Let’s not get ahead of ourselves here, though. The first thing to say about Madness In The Method is that it’s a film for a very specific audience. It’s so full of in jokes and plot points based around Mewes’ life and career to date that you may find you struggle to follow it if you aren’t already familiar with the actor and his role in Kevin Smith’s Askewniverse. Even if you could follow it, it’s hard to imagine what you might find in it to enjoy. This is less fan service than a full-on fan VIP experience.

At its most effective, there’s the quite touching and brilliantly produced animated opening credit sequence. Elsewhere, though, there is a near endless stream of catchphrases being recited that starts to wear thin very quickly.

The film is clumsily shunted together, little more than a loosely assembled series of skits. In fact, some scenes are so cobbled together you can clearly spot that they’ve been shot in multiple locations. The film is set in LA, yet the steering wheel in Jay’s car hints that it’s being driven in the UK, as do the road markings.

It’s also far too long. Madness In The Method is a film that frustrates in just how much there is a that could easily have been cut away. It’s barely committed to a couple of its plot points so the film would hardly lose anything by pulling them back. Similarly, the sequences that focus on the cops simply don’t work. It could do with being 20 minutes shorter, or with someone having another go at the script to try to bring the narrative more to the forefront to provide the film with a little momentum.

It’s a warped picture cobbled together from mismatched jigsaw pieces.

Yet, Madness In The Method is a tough film to kick. It’s brought to the screen in such a scrappy state and with such enthusiasm that you soon find yourself rooting for it. They do everything they can to try to entertain you.

There are some really funny moments in there, too.
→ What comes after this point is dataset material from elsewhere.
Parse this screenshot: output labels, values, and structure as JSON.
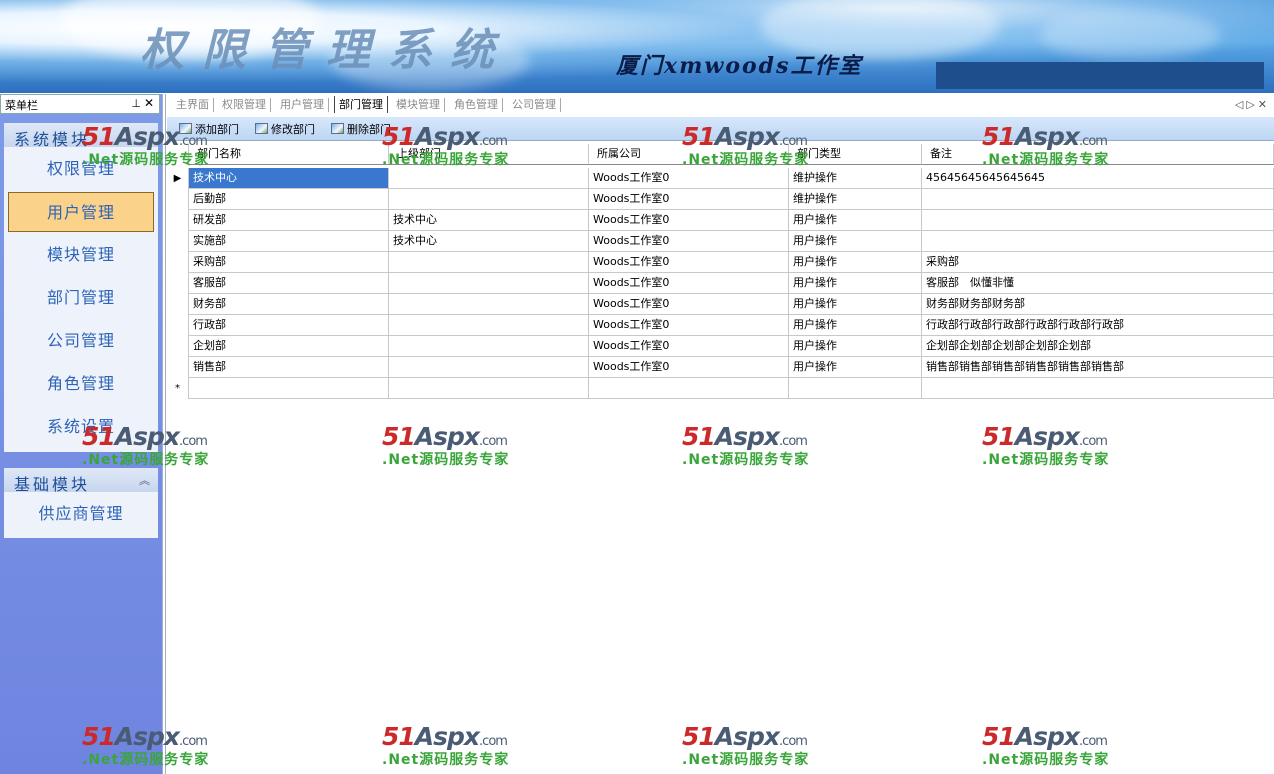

Jason Mewes is funny, Kevin Smith is allowed to chatter away to good comic effect, Gina Carano is incredibly watchable. The cast seem to be really having a good time, and it’s infectious. It may be full of fan service, but some of it is very funny fan service. There are so many cameos, including a giggle inducing turn from Danny Trejo and a brilliantly silly appearance by a paranoid Dean Cain, hiding from hordes of unseen Superman fans.

It really is an oddity of a film. At the centre of Madness In The Method is this bizarre riddle, where the real Jason Mewes is directing himself playing a fictional version of himself who is fed up with playing a different fictional version of himself. It’s a silly idea, brought to life in a silly film, and it’s actually really quite good fun.

Madness In The Method, then, is a scrappy, trashy comedy that plays on in-jokes and fan service that has somehow been wrestled into a pretty funny and enjoyable movie based almost entirely on the sweetness and enthusiasm of its star and director.